He seized his hat and went to the office door. He paused with his hand upon the lock, and gave one final look round, then he turned the spring with a great show of determination and passed out.

It was a different man who left the little office on that evening to the man who had for so many years governed the destinies of the smaller ranching world of the Foss River district. He had truly said that he was getting old—but he did not quite realize how old. His enemies had done their work only too well. The terrible consequences of the night of terror were to have far-reaching results.

The money-lender set out for the ranch bristling with eagerness to put into execution his hastily conceived plan.

He found the old rancher in his sanctum. He was alone brooding over the calamity which had befallen the police-officer, and stimulating his thought with silent "nippings" at the whisky bottle. He was in a semi-maudlin condition when the money-lender entered, and greeted his visitor with almost childish effusion.

Lablache saw and understood, and a sense of satisfaction came to him. He hoped his task would be easier than he had anticipated. His evil nature rose to the occasion, and, for the moment, his own troubles and fears were forgotten. There was a cat-like licking of the lips as he contemplated the pitiful picture before him.

"Well?" said old John, looking into the other's face with a pair of bloodshot eyes, as he re-seated himself after rising to greet his visitor. "Well, poor Horrocks has gone—gone, a victim to his sense of duty. I guess, Lablache, there are few men would have shown his grit."
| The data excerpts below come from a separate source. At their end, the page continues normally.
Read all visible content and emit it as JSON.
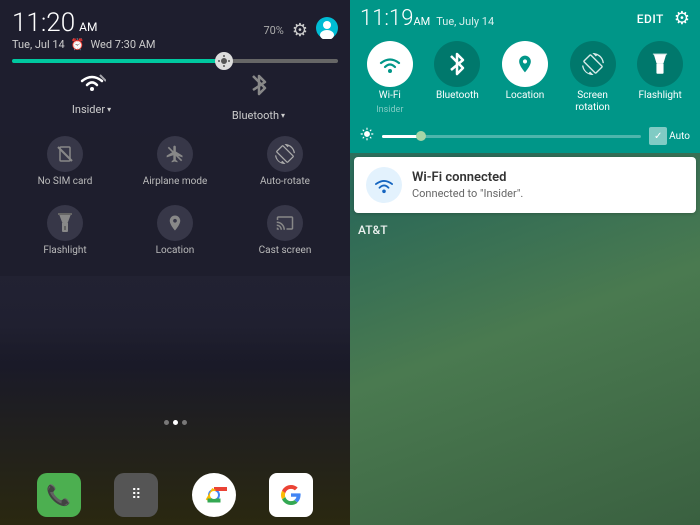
{
  "left": {
    "time": "11:20",
    "time_am": "AM",
    "date": "Tue, Jul 14",
    "alarm": "Wed 7:30 AM",
    "battery": "70%",
    "wifi_label": "Insider",
    "wifi_arrow": "▾",
    "bluetooth_label": "Bluetooth",
    "bluetooth_arrow": "▾",
    "toggle1_label": "No SIM card",
    "toggle2_label": "Airplane mode",
    "toggle3_label": "Auto-rotate",
    "toggle4_label": "Flashlight",
    "toggle5_label": "Location",
    "toggle6_label": "Cast screen"
  },
  "right": {
    "time": "11:19",
    "time_am": "AM",
    "date": "Tue, July 14",
    "edit_label": "EDIT",
    "tiles": [
      {
        "label": "Wi-Fi",
        "sublabel": "Insider",
        "active": true
      },
      {
        "label": "Bluetooth",
        "sublabel": "",
        "active": false
      },
      {
        "label": "Location",
        "sublabel": "",
        "active": true
      },
      {
        "label": "Screen\nrotation",
        "sublabel": "",
        "active": false
      },
      {
        "label": "Flashlight",
        "sublabel": "",
        "active": false
      }
    ],
    "auto_label": "Auto",
    "notif_title": "Wi-Fi connected",
    "notif_sub": "Connected to \"Insider\".",
    "carrier": "AT&T"
  }
}
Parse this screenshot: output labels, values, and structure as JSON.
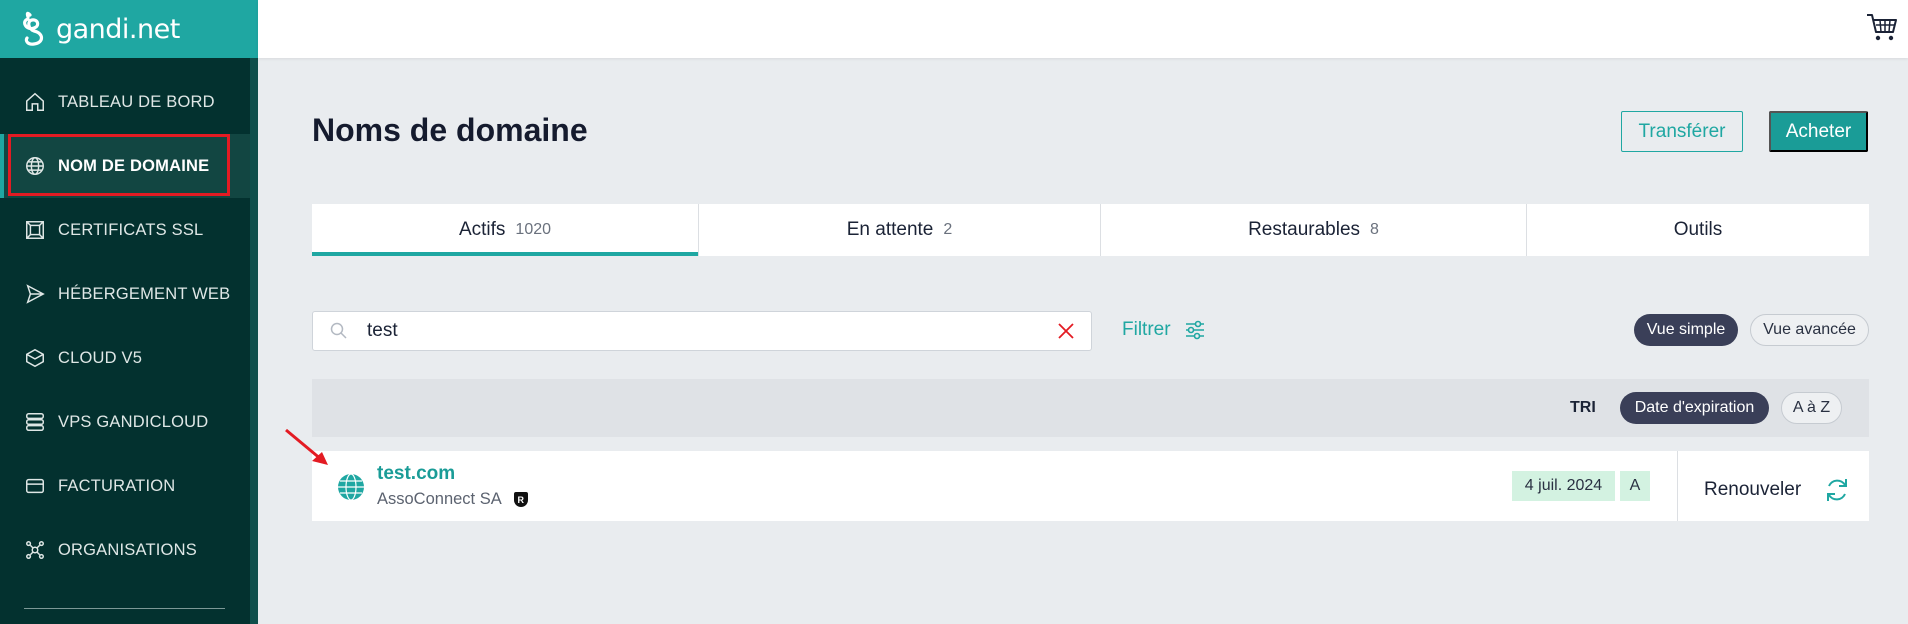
{
  "brand": {
    "name": "gandi.net",
    "accent": "#1fa7a2",
    "sidebar_bg": "#03312f"
  },
  "sidebar": {
    "items": [
      {
        "label": "TABLEAU DE BORD",
        "icon": "home-icon"
      },
      {
        "label": "NOM DE DOMAINE",
        "icon": "globe-icon",
        "active": true
      },
      {
        "label": "CERTIFICATS SSL",
        "icon": "certificate-icon"
      },
      {
        "label": "HÉBERGEMENT WEB",
        "icon": "send-icon"
      },
      {
        "label": "CLOUD V5",
        "icon": "cube-icon"
      },
      {
        "label": "VPS GANDICLOUD",
        "icon": "server-stack-icon"
      },
      {
        "label": "FACTURATION",
        "icon": "credit-card-icon"
      },
      {
        "label": "ORGANISATIONS",
        "icon": "organization-icon"
      }
    ]
  },
  "topbar": {
    "cart_icon": "cart-icon"
  },
  "main": {
    "title": "Noms de domaine",
    "transfer_label": "Transférer",
    "buy_label": "Acheter",
    "tabs": [
      {
        "label": "Actifs",
        "count": "1020",
        "active": true
      },
      {
        "label": "En attente",
        "count": "2"
      },
      {
        "label": "Restaurables",
        "count": "8"
      },
      {
        "label": "Outils",
        "count": ""
      }
    ],
    "search": {
      "value": "test",
      "placeholder": ""
    },
    "filter_label": "Filtrer",
    "view_simple": "Vue simple",
    "view_advanced": "Vue avancée",
    "sort": {
      "label": "TRI",
      "by_expiration": "Date d'expiration",
      "alpha": "A à Z"
    },
    "domains": [
      {
        "name": "test.com",
        "owner": "AssoConnect SA",
        "registry_badge": "R",
        "expiration": "4 juil. 2024",
        "status": "A",
        "renew_label": "Renouveler"
      }
    ]
  }
}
"Grit! Yes, that's so." The money-lender had been about to say "folly," but he checked himself. He did not want to offend "Poker" John—now.
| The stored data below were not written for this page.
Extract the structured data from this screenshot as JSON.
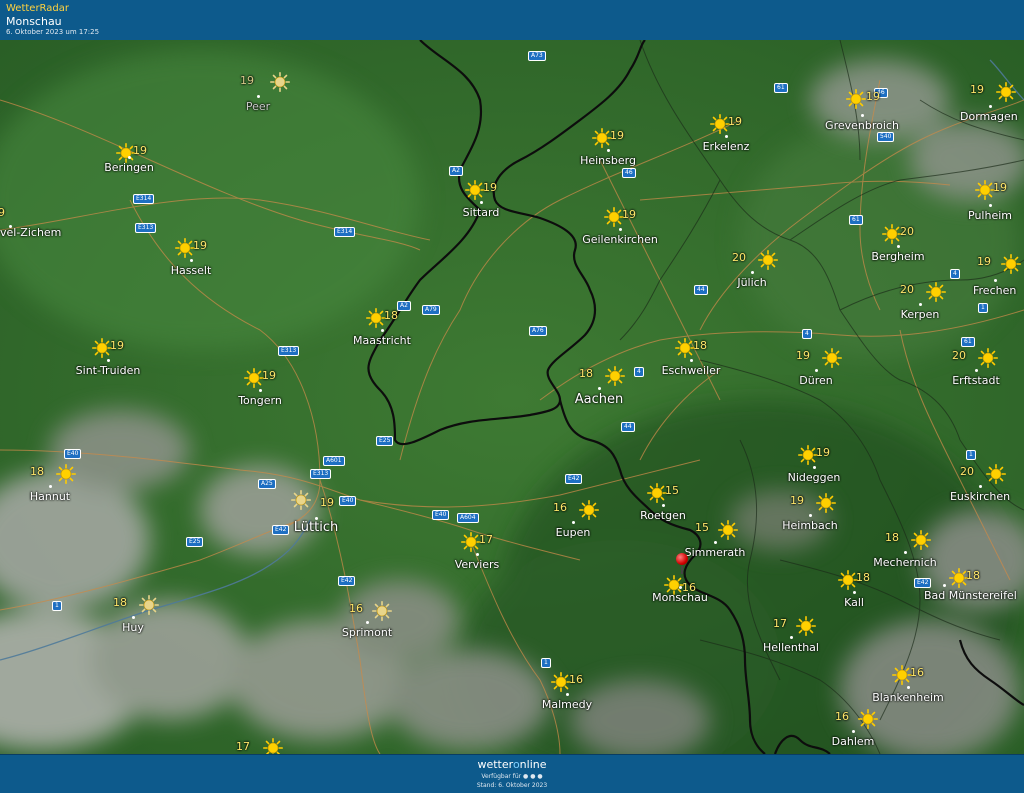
{
  "header": {
    "brand": "WetterRadar",
    "place": "Monschau",
    "date": "6. Oktober 2023 um 17:25"
  },
  "footer": {
    "logo_pre": "wetter",
    "logo_o": "o",
    "logo_post": "nline",
    "available": "Verfügbar für",
    "stand": "Stand: 6. Oktober 2023"
  },
  "colors": {
    "header_bg": "#0d5a8c",
    "map_green": "#2f6a2a",
    "temp_text": "#ffe76a",
    "road_badge": "#1e6fc2",
    "border": "#111111"
  },
  "cities": [
    {
      "name": "Peer",
      "temp": "19",
      "dim": true
    },
    {
      "name": "Beringen",
      "temp": "19"
    },
    {
      "name": "Heinsberg",
      "temp": "19"
    },
    {
      "name": "Erkelenz",
      "temp": "19"
    },
    {
      "name": "Grevenbroich",
      "temp": "19"
    },
    {
      "name": "Dormagen",
      "temp": "19"
    },
    {
      "name": "Sittard",
      "temp": "19"
    },
    {
      "name": "vel-Zichem",
      "temp": "9"
    },
    {
      "name": "Geilenkirchen",
      "temp": "19"
    },
    {
      "name": "Pulheim",
      "temp": "19"
    },
    {
      "name": "Hasselt",
      "temp": "19"
    },
    {
      "name": "Jülich",
      "temp": "20"
    },
    {
      "name": "Bergheim",
      "temp": "20"
    },
    {
      "name": "Frechen",
      "temp": "19"
    },
    {
      "name": "Maastricht",
      "temp": "18"
    },
    {
      "name": "Kerpen",
      "temp": "20"
    },
    {
      "name": "Sint-Truiden",
      "temp": "19"
    },
    {
      "name": "Eschweiler",
      "temp": "18"
    },
    {
      "name": "Düren",
      "temp": "19"
    },
    {
      "name": "Erftstadt",
      "temp": "20"
    },
    {
      "name": "Tongern",
      "temp": "19"
    },
    {
      "name": "Aachen",
      "temp": "18",
      "big": true
    },
    {
      "name": "Nideggen",
      "temp": "19"
    },
    {
      "name": "Hannut",
      "temp": "18"
    },
    {
      "name": "Euskirchen",
      "temp": "20"
    },
    {
      "name": "Lüttich",
      "temp": "19",
      "big": true
    },
    {
      "name": "Roetgen",
      "temp": "15"
    },
    {
      "name": "Heimbach",
      "temp": "19"
    },
    {
      "name": "Eupen",
      "temp": "16"
    },
    {
      "name": "Simmerath",
      "temp": "15"
    },
    {
      "name": "Verviers",
      "temp": "17"
    },
    {
      "name": "Mechernich",
      "temp": "18"
    },
    {
      "name": "Monschau",
      "temp": "16"
    },
    {
      "name": "Kall",
      "temp": "18"
    },
    {
      "name": "Bad Münstereifel",
      "temp": "18"
    },
    {
      "name": "Huy",
      "temp": "18"
    },
    {
      "name": "Sprimont",
      "temp": "16"
    },
    {
      "name": "Hellenthal",
      "temp": "17"
    },
    {
      "name": "Malmedy",
      "temp": "16"
    },
    {
      "name": "Blankenheim",
      "temp": "16"
    },
    {
      "name": "Dahlem",
      "temp": "16"
    },
    {
      "name": "",
      "temp": "17"
    }
  ],
  "roads": [
    "A73",
    "61",
    "46",
    "540",
    "A2",
    "46",
    "E314",
    "E313",
    "E314",
    "61",
    "4",
    "A2",
    "A79",
    "A76",
    "44",
    "1",
    "4",
    "61",
    "E313",
    "4",
    "E25",
    "44",
    "A601",
    "E313",
    "E40",
    "A25",
    "E40",
    "E40",
    "E42",
    "A604",
    "E42",
    "E25",
    "E42",
    "1",
    "1",
    "E42",
    "1"
  ]
}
"Yes. The poor fellow was too good for his work," he went on, in tones of commiseration. "'Tis indeed a catastrophe, John. And we are the losers by it. I regret now that I did not altogether agree with him when he first came amongst us."

John wagged his head. He looked to be near weeping. His companion's sympathetic tone was almost too much for his whisky-laden heart. But Lablache had not come here to discuss Horrocks, or, for that matter, to sympathize with the gray-headed wreck of manhood before him. He wished to find out first of all if anybody was about whom his plans concerned, and then to force his proposition upon his old companion. He carefully led the rancher to talk of other things.

"The man has gone into Stormy Cloud to report?"


"And who are they likely to send down in place—ah—of the unfortunate Horrocks, think you?"

"Can't say. I guess they'll send a good man. I've asked for more men."

The old man roused somewhat from his maudlin state.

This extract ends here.